Natural de Pederneiras, SP, onde nasceu em 14/7/1938. Seu principal mestre e orientador foi Aldo Cardarelli. Fixou-se em Campinas, onde seu talento paisagista é bem reconhecido. Sua pintura é neo-clássica, e produz paisagens, marinhas, naturezas-mortas e figuras. JULIO LOUZADA, vol. 2, pág. 694; ITAU CULTURAL, Acervo FIEO.



714 - JOSÉ PAULO MOREIRA DA FONSECA (1922 - 2004)

Céu de ouro - óleo sobre madeira - 24 x 36 cm - canto inferior direito - 1967 -

Pintor, advogado, filósofo e poeta, nascido e falecido no Rio de Janeiro. Autodidata, dedicou-se à pintura a partir de 1950. Realizou várias exposições individuais em São Paulo, Rio de Janeiro, Recife, Alemanha, Portugal, Inglaterra, Áustria, Estados Unidos, México e participou de muitas mostras e Salões oficiais pelo Brasil e Europa. MEC, VOL. 2, PÁG. 183; WALMIR AYALA VOL. 1, PÁG. 423 A 427; TEIXEIRA LEITE, PÁG. 268; ITAU CULTURAL, ACERVO FIEO.



715 - REINALDO MANZKE (1906 - 1980)

Paisagem - guache - 19 x 28 cm - canto inferior direito -

Pintor, nascido em falecido em Blumenau, SC. Participou regularmente do Salão Paulista de Belas Artes, recebendo premiações diversas. JULIO LOUZADA, vol 9, pág, 529. MEC, VOL, 3,pág, 65. PONTUAL,pág,335; TEODORO BRAGA; ITAÚ CULTURAL; Acervo FIEO.

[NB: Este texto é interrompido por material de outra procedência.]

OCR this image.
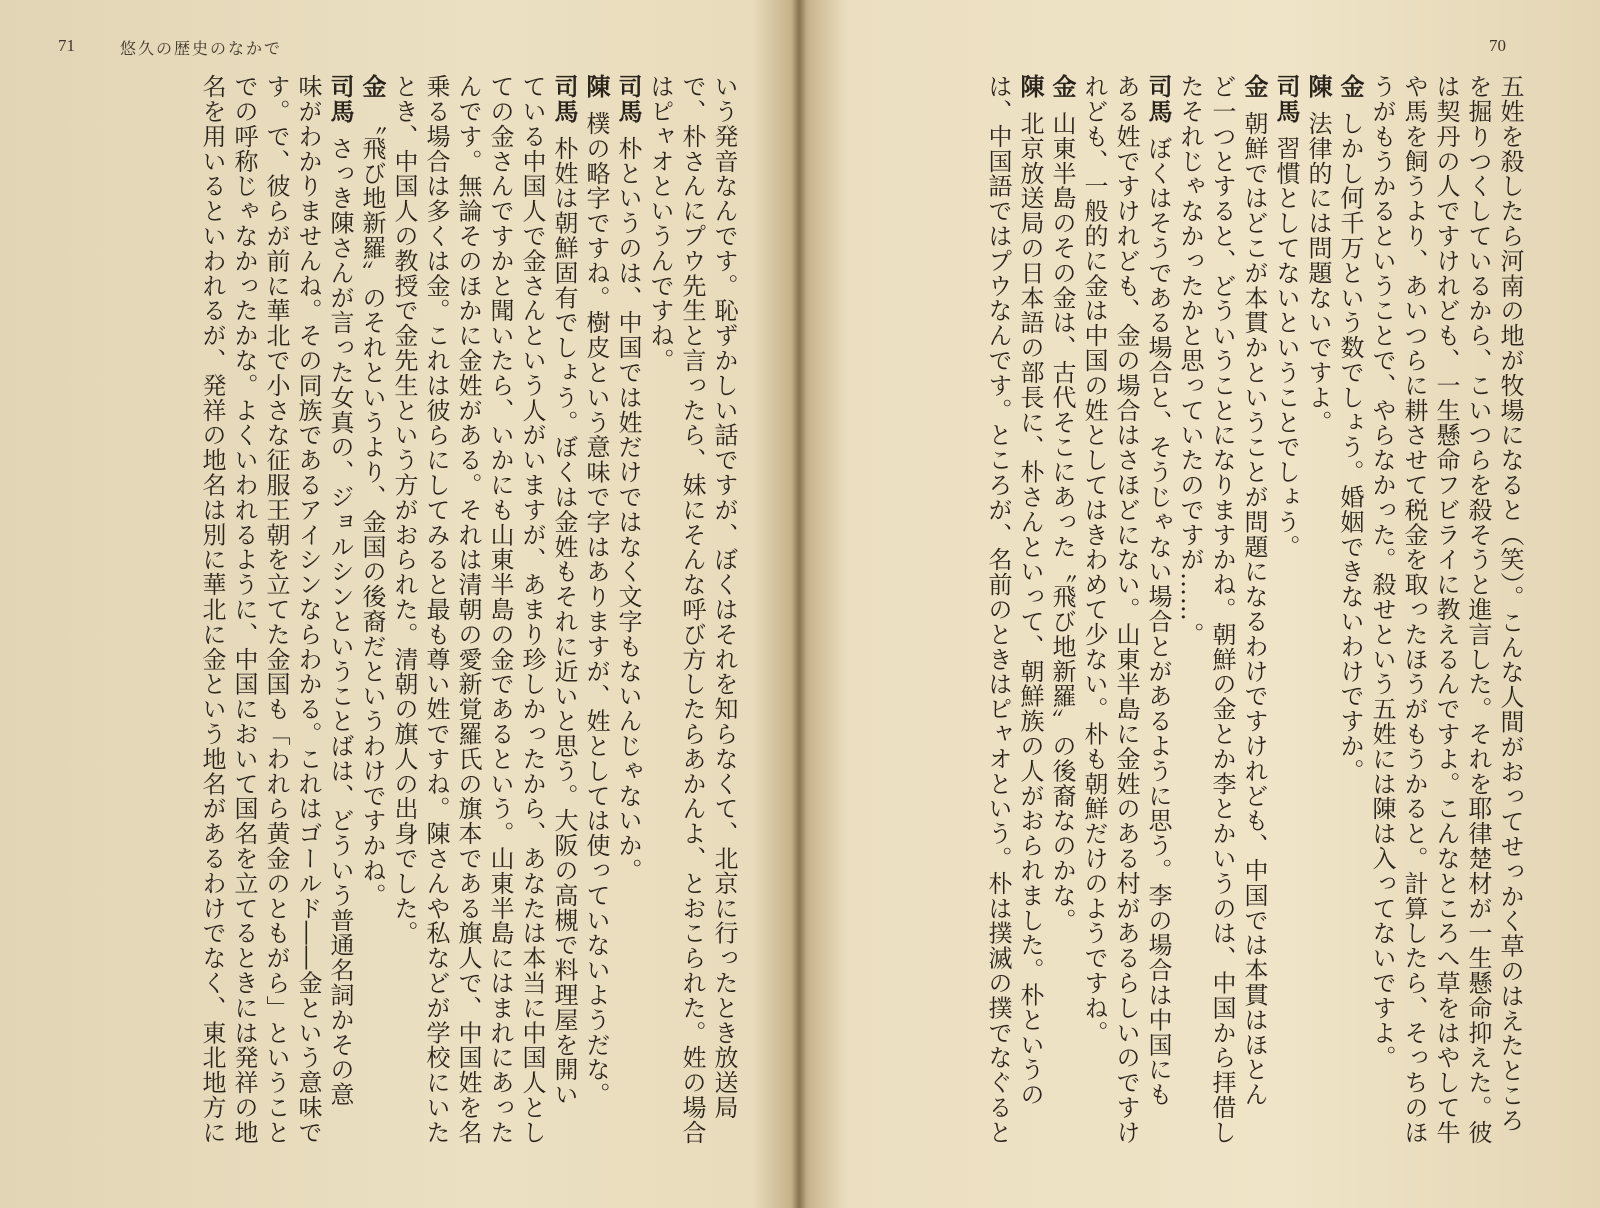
71	悠久の歴史のなかで
いう発音なんです。恥ずかしい話ですが、ぼくはそれを知らなくて、北京に行ったとき放送局
で、朴さんにプウ先生と言ったら、妹にそんな呼び方したらあかんよ、とおこられた。姓の場合
はピャオというんですね。
司馬朴というのは、中国では姓だけではなく文字もないんじゃないか。
陳樸の略字ですね。樹皮という意味で字はありますが、姓としては使っていないようだな。
司馬朴姓は朝鮮固有でしょう。ぼくは金姓もそれに近いと思う。大阪の高槻で料理屋を開い
ている中国人で金さんという人がいますが、あまり珍しかったから、あなたは本当に中国人とし
ての金さんですかと聞いたら、いかにも山東半島の金であるという。山東半島にはまれにあった
んです。無論そのほかに金姓がある。それは清朝の愛新覚羅氏の旗本である旗人で、中国姓を名
乗る場合は多くは金。これは彼らにしてみると最も尊い姓ですね。陳さんや私などが学校にいた
とき、中国人の教授で金先生という方がおられた。清朝の旗人の出身でした。
金〝飛び地新羅〟のそれというより、金国の後裔だというわけですかね。
司馬さっき陳さんが言った女真の、ジョルシンということばは、どういう普通名詞かその意
味がわかりませんね。その同族であるアイシンならわかる。これはゴールド――金という意味で
す。で、彼らが前に華北で小さな征服王朝を立てた金国も「われら黄金のともがら」ということ
での呼称じゃなかったかな。よくいわれるように、中国において国名を立てるときには発祥の地
名を用いるといわれるが、発祥の地名は別に華北に金という地名があるわけでなく、東北地方に
70
五姓を殺したら河南の地が牧場になると（笑）。こんな人間がおってせっかく草のはえたところ
を掘りつくしているから、こいつらを殺そうと進言した。それを耶律楚材が一生懸命抑えた。彼
は契丹の人ですけれども、一生懸命フビライに教えるんですよ。こんなところへ草をはやして牛
や馬を飼うより、あいつらに耕させて税金を取ったほうがもうかると。計算したら、そっちのほ
うがもうかるということで、やらなかった。殺せという五姓には陳は入ってないですよ。
金しかし何千万という数でしょう。婚姻できないわけですか。
陳法律的には問題ないですよ。
司馬習慣としてないということでしょう。
金朝鮮ではどこが本貫かということが問題になるわけですけれども、中国では本貫はほとん
ど一つとすると、どういうことになりますかね。朝鮮の金とか李とかいうのは、中国から拝借し
たそれじゃなかったかと思っていたのですが……。
司馬ぼくはそうである場合と、そうじゃない場合とがあるように思う。李の場合は中国にも
ある姓ですけれども、金の場合はさほどにない。山東半島に金姓のある村があるらしいのですけ
れども、一般的に金は中国の姓としてはきわめて少ない。朴も朝鮮だけのようですね。
金山東半島のその金は、古代そこにあった〝飛び地新羅〟の後裔なのかな。
陳北京放送局の日本語の部長に、朴さんといって、朝鮮族の人がおられました。朴というの
は、中国語ではプウなんです。ところが、名前のときはピャオという。朴は撲滅の撲でなぐると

716 - ENRICO VIO (1847 - 1960)

Senhora - óleo sobre tela colada em madeira - 38 x 28 cm - canto inferior direito -

Pintor e professor. Estudou no Instituto de Belas Artes de Veneza, sendo discípulo de Ettore Tito e Guglielmo Ciardi. Individuais em Veneza (1904) e Milão (1906). Veio para o Brasil, fixando-se em São Paulo, onde dedicou-se ao ensino da pintura, formando numerosos discípulos. Participou do Salão Nacional de Belas Artes, Rio de Janeiro (1916 e 1936), obtendo medalha de prata no primeiro. Foi também premiado no Salão Paulista de Belas Artes, São Paulo. Seus trabalhos foram expostos em "O Retrato na Coleção da Pinacoteca", Secretaria da Cultura, Ciências e Tecnologia, Pinacoteca do Estado, São Paulo (1976). Realizou exposições individuais no liceu de Artes e Ofício de São Paulo, a partir de 1902. Referências a seu respeito em: Guia de Seção Histórica do Museu Paulista de Afonso E. Taunay, S.P. (1937); Anuário da Escola Politécnica de São Paulo, 1937, pág.23; Revista do Instituto Geográfico Brasileiro, vol.265, out/dez (1964), pág.130; TEODORO BRAGA, pág.239; ITAU CULTURAL; PONTUAL, pág. 543; WALTER ZANINI, pág. 505, RUTH TARASANTCHI.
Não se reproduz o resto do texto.